G.R. No. L-30001 June 23, 1970
ZALDIVAR, J.:

Facts:
Ang Cho Kio had been previously convicted of various crimes and sentenced to more than 45 years
of jail time. After serving six and one-half years of his sentence, he was granted conditional pardon on July
4, 1959 by the President of the Philippines. In the said condition, he will voluntarily leave the Philippines
upon his release and never to return again. However, in the evening of June 26, 1966, Ang Cho Kio under
the name of Ang Ming Huy arrived at the Manila International Airport en route Honolulu. The Stopover in
Manila was about 72 hours or three days. While in the Philippines, he contacted his two friends in Manila,
Lim Pin and Go Bon Kim, who invited him to stay longer. All three of them went to the Bureau of
Immigration to ask for a 14-day extension of his stay. Nonetheless, Ang Cho Kio was identified by inspector
Mariano Cristi, he was then arrested and the immigration authorities conducted an investigation
regarding his presence in the Philippines, and he was not allowed to proceed to his trip to Honolulu.
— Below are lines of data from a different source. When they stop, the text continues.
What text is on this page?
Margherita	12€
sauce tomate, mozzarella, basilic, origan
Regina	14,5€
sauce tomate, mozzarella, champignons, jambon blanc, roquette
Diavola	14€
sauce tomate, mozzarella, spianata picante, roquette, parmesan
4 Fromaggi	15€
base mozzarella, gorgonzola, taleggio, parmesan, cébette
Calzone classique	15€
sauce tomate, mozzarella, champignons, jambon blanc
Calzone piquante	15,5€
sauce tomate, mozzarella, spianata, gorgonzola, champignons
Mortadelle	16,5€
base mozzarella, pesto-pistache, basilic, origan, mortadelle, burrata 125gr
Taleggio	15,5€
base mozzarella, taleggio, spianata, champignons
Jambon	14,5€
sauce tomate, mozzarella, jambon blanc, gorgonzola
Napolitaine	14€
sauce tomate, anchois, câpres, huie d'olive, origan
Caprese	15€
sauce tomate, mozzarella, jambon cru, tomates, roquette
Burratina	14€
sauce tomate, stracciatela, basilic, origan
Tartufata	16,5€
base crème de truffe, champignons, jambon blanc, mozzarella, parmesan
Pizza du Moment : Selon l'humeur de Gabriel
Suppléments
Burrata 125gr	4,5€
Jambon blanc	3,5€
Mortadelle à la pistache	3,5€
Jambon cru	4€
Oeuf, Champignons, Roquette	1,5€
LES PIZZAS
On July 5, 1966, by authority of the President, Executive Secretary Rafael Salas, then ordered him
to be recommitted to the National Penitentiary to serve his unexpired prison term. Ang Cho Kio filed a
petition for a writ of habeas corpus but was denied by both the Court of First Instance of Rizal and the
Court of Appeals, on the ground that the president by himself can determine if the conditions of a pardon
were violated, a prerogative which the Courts may not interfere with, however erroneous the findings
may be. However, the Court of Appeals decision contained a recommendation that Ang Cho Kio be
allowed to leave the country. The Solicitor General thus came to the Supreme Court to propose that the
recommendation be deleted saying that it was beyond the issue raised by the petition of Ang Cho Kio and
that it is not inherent or incidental to the exercise of judicial functions. It is political in character, thus
courts should not interfere.

Issue: Whether or not the recommendation in the decision of the Court of Appeals should be removed.

Held:
Yes, the recommendation enclosed in the Court of Appeals’ decision should be removed, for the
recommendation is not authorized under the provision of Article V of the Revised Penal Code. In doing so,
the court is now interfering with the political acts or functions of the Chief Executive, and it would also
violate the principle of separation of powers, in which the judiciary cannot express an opinion or a
suggestion for matters purely political in nature. However, no majority vote was acquired to overturn the
Court of Appeals’ recommendation, hence it stands.